Britain’s CAA said it had arranged an aircraft fleet for the complex British repatriation effort, which is expected to last two weeks.

“Due to the significant scale of the situation, some disruption is inevitable, but the Civil Aviation Authority will endeavor to get people home as close as possible to their planned dates,” the aviation authority said in a statement.

Describing the repatriation plan, British Transport Secretary Grant Shapps said dozens of charter planes, from as far afield as Malaysia, had been hired to fly customers home free of charge. He said hundreds of people were staffing call centers and airport operations centers.

“The task is enormous, the biggest peacetime repatriation in UK history. So there are bound to be problems and delays,” he said.

A website set up by the aviation authority to aid the firm’s customers crashed shortly after the company collapse was announced.

Unions representing the Thomas Cook staff had urged the British government to intervene to prop up Thomas Cook to protect jobs and the traveling public.

British Prime Minister Boris Johnson said the government was right not to bail out the company, arguing that travel firms should do more to ensure they don’t collapse.

Johnson said the government would help repatriate the 150,000 stranded British travelers. But he said bailing out the company would have established “a moral hazard” because other firms might later expect the same treatment.

“We need to look at ways in which tour operators one way or another can protect themselves from such bankruptcies in future,” Johnson said. “One is driven to reflect on whether the directors of these companies are properly incentivized to sort such matters out.”

Most of Thomas Cook’s British customers are protected by the government-run travel insurance program, which makes sure vacationers can get home if a British-based tour operator fails while they are abroad.

Thomas Cook, which began in 1841 with a one-day train excursion in England and now operates in 16 countries, has been struggling over the past few years. It only recently raised 900 million pounds ($1.12 billion), including receiving money from leading Chinese shareholder Fosun.

An estimated 1 million future travelers will find their bookings for upcoming holidays cancelled. They are likely to receive refunds under the terms of the government’s travel insurance plan.

Officials plan to post details on how to receive refunds later on Monday. Travelers holding reservations with Thomas Cook were told not to go to the airport because all flights had been cancelled.

An earlier repatriation plan following the 2017 collapse of Monarch Airlines cost the government about 60 million pounds. The Thomas Cook effort is much larger and likely to be far more costly.

In May, the company reported a debt burden of 1.25 billion pounds and cautioned that political uncertainty related to Britain’s scheduled departure from the European Union at the end of October had hurt demand for summer holiday travel. Heat waves over the past couple of summers in Europe have also led many people to stay at home, while higher fuel and hotel costs have weighed on the travel business.

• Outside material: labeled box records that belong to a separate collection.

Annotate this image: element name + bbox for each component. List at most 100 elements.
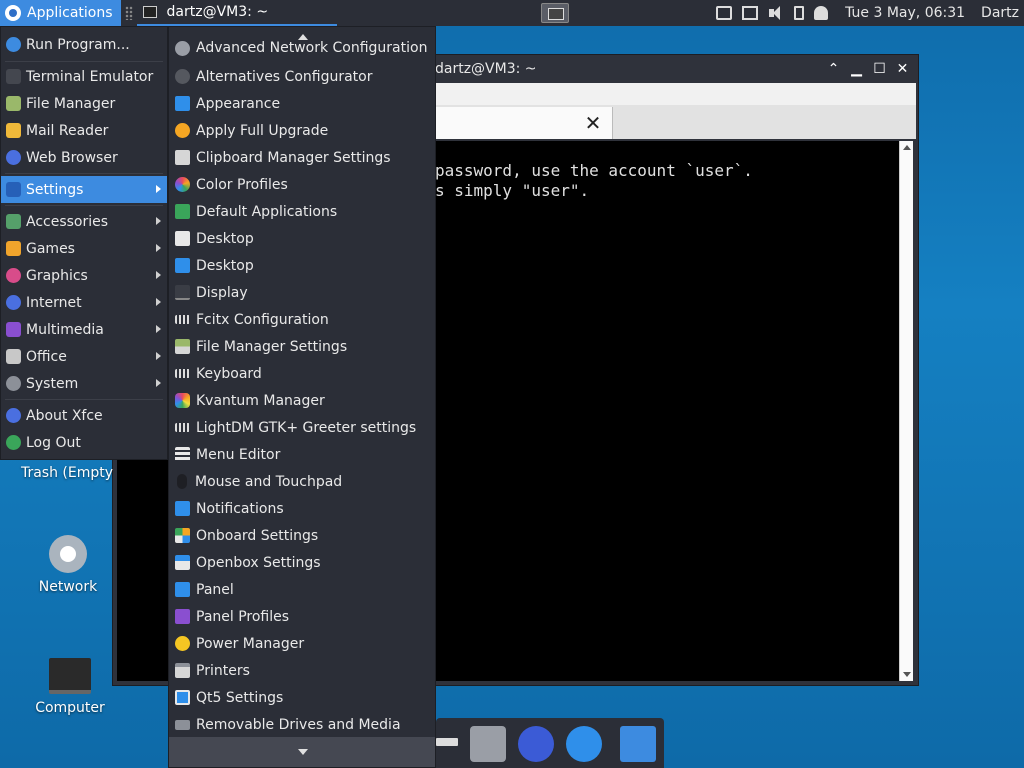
desktop-icon-computer[interactable]: Computer (15, 658, 125, 716)
menu-item-display[interactable]: Display (169, 279, 435, 306)
menu-item-mouse-and-touchpad[interactable]: Mouse and Touchpad (169, 468, 435, 495)
menu-item-settings[interactable]: Settings (1, 176, 167, 203)
folder-dock-icon[interactable] (620, 726, 656, 762)
menu-item-label: Printers (196, 662, 250, 679)
menu-item-label: Apply Full Upgrade (196, 122, 329, 139)
minimize-dock-icon[interactable] (436, 738, 458, 746)
menu-item-apply-full-upgrade[interactable]: Apply Full Upgrade (169, 117, 435, 144)
removable-drive-icon (175, 719, 190, 730)
menu-item-internet[interactable]: Internet (1, 289, 167, 316)
desktop-icon-label: Computer (35, 700, 105, 716)
menu-item-clipboard-manager-settings[interactable]: Clipboard Manager Settings (169, 144, 435, 171)
printer-icon (175, 663, 190, 678)
menu-item-openbox-settings[interactable]: Openbox Settings (169, 549, 435, 576)
menu-item-web-browser[interactable]: Web Browser (1, 144, 167, 171)
menu-item-label: Accessories (26, 213, 109, 230)
applications-menu: Run Program... Terminal Emulator File Ma… (0, 26, 168, 460)
menu-item-file-manager-settings[interactable]: File Manager Settings (169, 333, 435, 360)
menu-item-qt5-settings[interactable]: Qt5 Settings (169, 684, 435, 711)
shade-icon[interactable]: ⌃ (822, 59, 845, 79)
minimize-icon[interactable]: ▁ (845, 59, 868, 79)
menu-item-multimedia[interactable]: Multimedia (1, 316, 167, 343)
display-icon[interactable] (742, 6, 759, 20)
menu-item-onboard-settings[interactable]: Onboard Settings (169, 522, 435, 549)
logout-icon (6, 435, 21, 450)
clock[interactable]: Tue 3 May, 06:31 (845, 5, 965, 21)
desktop-icon-label: Network (38, 579, 98, 595)
menu-item-label: Keyboard (196, 365, 262, 382)
menu-item-label: Office (26, 348, 67, 365)
menu-item-accessories[interactable]: Accessories (1, 208, 167, 235)
menu-item-removable-drives-and-media[interactable]: Removable Drives and Media (169, 711, 435, 738)
menu-item-fcitx-configuration[interactable]: Fcitx Configuration (169, 306, 435, 333)
color-profiles-icon (175, 177, 190, 192)
menu-item-panel[interactable]: Panel (169, 576, 435, 603)
menu-item-label: Onboard Settings (196, 527, 319, 544)
menu-item-office[interactable]: Office (1, 343, 167, 370)
menu-item-lightdm-gtk-greeter-settings[interactable]: LightDM GTK+ Greeter settings (169, 414, 435, 441)
menu-item-advanced-network-configuration[interactable]: Advanced Network Configuration (169, 36, 435, 56)
menu-item-power-manager[interactable]: Power Manager (169, 630, 435, 657)
menu-item-mail-reader[interactable]: Mail Reader (1, 117, 167, 144)
terminal-icon (142, 6, 157, 18)
submenu-arrow-icon (156, 217, 161, 225)
menu-item-about-xfce[interactable]: About Xfce (1, 402, 167, 429)
menu-item-log-out[interactable]: Log Out (1, 429, 167, 456)
menu-item-games[interactable]: Games (1, 235, 167, 262)
menu-item-notifications[interactable]: Notifications (169, 495, 435, 522)
menu-item-default-applications[interactable]: Default Applications (169, 198, 435, 225)
notification-bell-icon[interactable] (814, 6, 829, 20)
workspace-switcher[interactable] (541, 3, 569, 23)
close-icon[interactable]: ✕ (891, 59, 914, 79)
qt5-icon (175, 690, 190, 705)
desktop-icon-network[interactable]: Network (13, 535, 123, 595)
web-browser-dock-icon[interactable] (518, 726, 554, 762)
menu-item-run-program[interactable]: Run Program... (1, 31, 167, 58)
menu-item-color-profiles[interactable]: Color Profiles (169, 171, 435, 198)
menu-item-keyboard[interactable]: Keyboard (169, 360, 435, 387)
menu-item-desktop[interactable]: Desktop (169, 225, 435, 252)
accessories-icon (6, 214, 21, 229)
battery-icon[interactable] (794, 6, 805, 20)
onboard-icon (175, 528, 190, 543)
tab-close-icon[interactable]: ✕ (581, 111, 605, 135)
menu-item-kvantum-manager[interactable]: Kvantum Manager (169, 387, 435, 414)
menu-item-file-manager[interactable]: File Manager (1, 90, 167, 117)
file-manager-dock-icon[interactable] (470, 726, 506, 762)
volume-icon[interactable] (768, 6, 784, 20)
scroll-down-icon[interactable] (903, 672, 911, 677)
scroll-up-icon[interactable] (903, 145, 911, 150)
scroll-down-icon[interactable] (298, 749, 308, 755)
menu-separator (5, 399, 163, 400)
menu-item-label: Default Applications (196, 203, 338, 220)
menu-item-graphics[interactable]: Graphics (1, 262, 167, 289)
desktop-icon-trash[interactable]: Trash (Empty (12, 465, 122, 481)
computer-icon (49, 658, 91, 694)
user-name[interactable]: Dartz (981, 5, 1019, 21)
keyboard-layout-icon[interactable] (716, 6, 733, 20)
menu-item-appearance[interactable]: Appearance (169, 90, 435, 117)
menu-item-desktop[interactable]: Desktop (169, 252, 435, 279)
kvantum-icon (175, 393, 190, 408)
appearance-icon (175, 96, 190, 111)
menu-item-label: Menu Editor (196, 446, 281, 463)
run-icon (6, 37, 21, 52)
mouse-icon (177, 474, 187, 489)
applications-menu-button[interactable]: Applications (0, 0, 121, 26)
submenu-arrow-icon (156, 271, 161, 279)
menu-item-menu-editor[interactable]: Menu Editor (169, 441, 435, 468)
terminal-scrollbar[interactable] (899, 141, 913, 681)
taskbar-terminal-button[interactable]: dartz@VM3: ~ (136, 0, 337, 26)
network-config-icon (175, 41, 190, 56)
network-icon (49, 535, 87, 573)
menu-item-panel-profiles[interactable]: Panel Profiles (169, 603, 435, 630)
scroll-down-area[interactable] (169, 737, 435, 767)
menu-item-terminal-emulator[interactable]: Terminal Emulator (1, 63, 167, 90)
menu-item-alternatives-configurator[interactable]: Alternatives Configurator (169, 63, 435, 90)
menu-item-system[interactable]: System (1, 370, 167, 397)
maximize-icon[interactable]: ☐ (868, 59, 891, 79)
display-icon (175, 285, 190, 300)
search-dock-icon[interactable] (566, 726, 602, 762)
menu-item-label: Mouse and Touchpad (195, 473, 343, 490)
menu-item-printers[interactable]: Printers (169, 657, 435, 684)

The company’s troubles were already affecting those traveling under the Thomas Cook banner.

A British vacationer told BBC radio on Sunday that the Les Orangers beach resort in the Tunisian town of Hammamet, near Tunis, demanded that guests who were about to leave pay extra money for fear it wouldn’t be paid what it is owed by Thomas Cook.

Ryan Farmer, of Leicestershire, said many tourists refused the demand, since they had already paid Thomas Cook, so security guards shut the hotel’s gates and “were not allowing anyone to leave.”

It was like “being held hostage,” said Farmer, who is due to leave Tuesday. He said he would also refuse to pay if the hotel asked him.

The Associated Press called the hotel, as well as the British Embassy in Tunis, but no officials or managers were available for comment.